81-year-old patient who had had no screening for around ten years.
Hardened retroareolar plaque and of the junction of the upper quadrants on examination of the right breast.
Voluminous, spiculated mass with ACR 5 architectural distortion, predominating in the upper lateral quadrant of the right breast, but spilling over into the adjacent quadrants. Its large size can be better appreciated with tomosynthesis because of the significant breast density.
The ultrasound revealed an adjacent mass that was biopsied: intermediate grade ductal carcinoma in situ.

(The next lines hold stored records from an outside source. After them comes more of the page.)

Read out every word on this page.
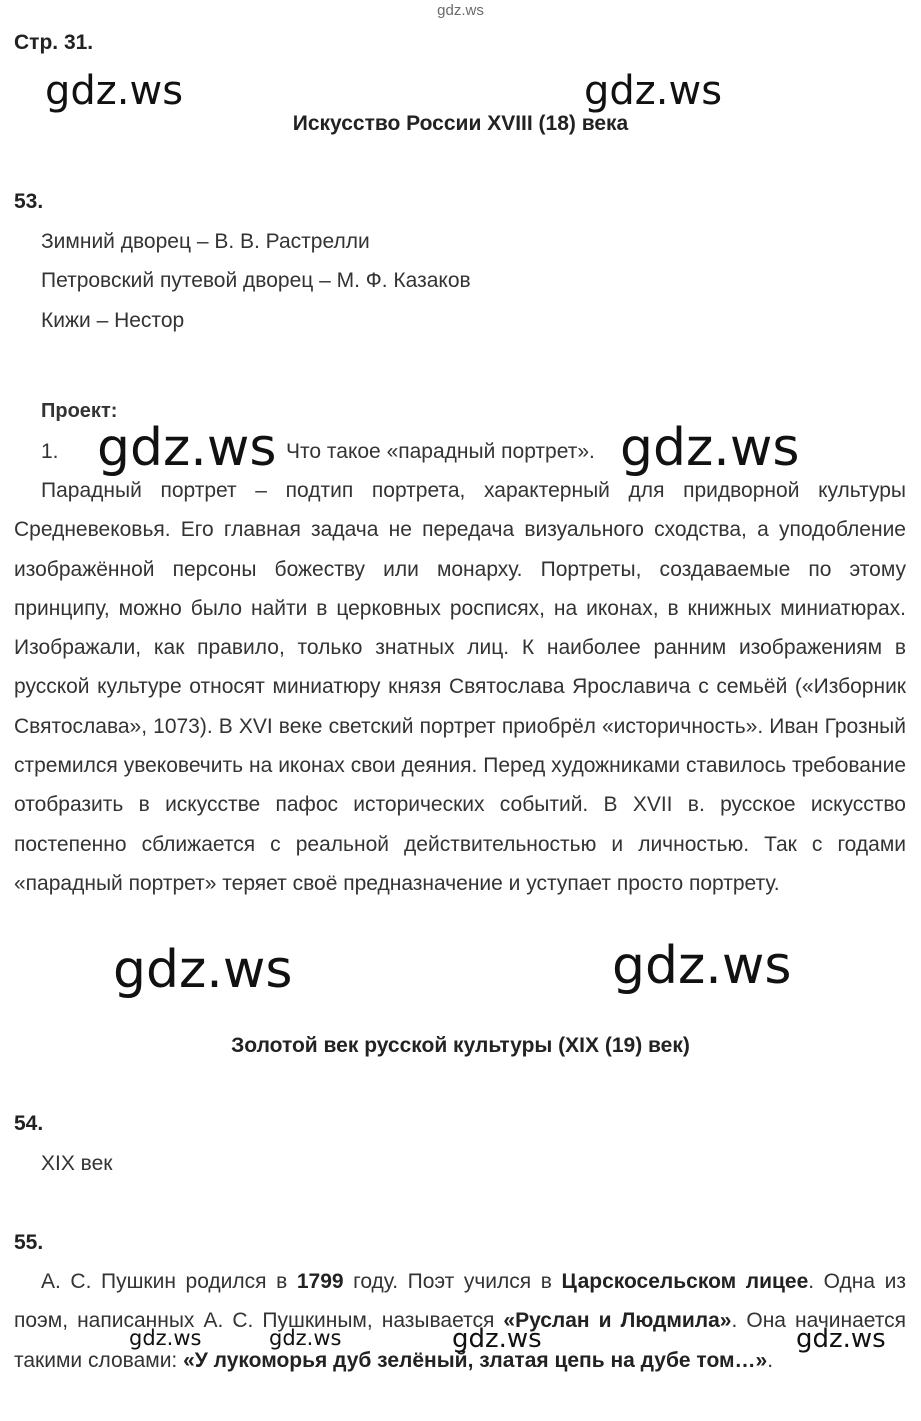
gdz.ws
Стр. 31.
gdz.ws	gdz.ws
Искусство России XVIII (18) века
53.
Зимний дворец – В. В. Растрелли
Петровский путевой дворец – М. Ф. Казаков
Кижи – Нестор
Проект:
1.	Что такое «парадный портрет».
gdz.ws	gdz.ws
Парадный портрет – подтип портрета, характерный для придворной культуры Средневековья. Его главная задача не передача визуального сходства, а уподобление изображённой персоны божеству или монарху. Портреты, создаваемые по этому принципу, можно было найти в церковных росписях, на иконах, в книжных миниатюрах. Изображали, как правило, только знатных лиц. К наиболее ранним изображениям в русской культуре относят миниатюру князя Святослава Ярославича с семьёй («Изборник Святослава», 1073). В XVI веке светский портрет приобрёл «историчность». Иван Грозный стремился увековечить на иконах свои деяния. Перед художниками ставилось требование отобразить в искусстве пафос исторических событий. В XVII в. русское искусство постепенно сближается с реальной действительностью и личностью. Так с годами «парадный портрет» теряет своё предназначение и уступает просто портрету.
gdz.ws	gdz.ws
Золотой век русской культуры (XIX (19) век)
54.
XIX век
55.
А. С. Пушкин родился в 1799 году. Поэт учился в Царскосельском лицее. Одна из поэм, написанных А. С. Пушкиным, называется «Руслан и Людмила». Она начинается такими словами: «У лукоморья дуб зелёный, златая цепь на дубе том…».
gdz.ws	gdz.ws	gdz.ws	gdz.ws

The surgeon, using the standard images as the basis, simply wanted to perform a quadrantectomy. The tomosynthesis, the results of which were confirmed by a work-up extension with MRI, was one argument in favour of a mastectomy.
Intermediate grade ductal carcinoma in situ
DCIS of intermediate grade treated by means of mastectomy even though the surgeon initially wanted to perform a simple tumorectomy (edges of the lesion poorly identified on the mammogram images)
Here, the tomosynthesis was of no use in the characterisation of the lesion, which was very easily classified ACR 5.
On the other hand, this case makes it possible to illustrate how tomosynthesis can help both quickly and easily in the work-up extension, by showing where the precise edges of a lesion are, including in dense breast tissue.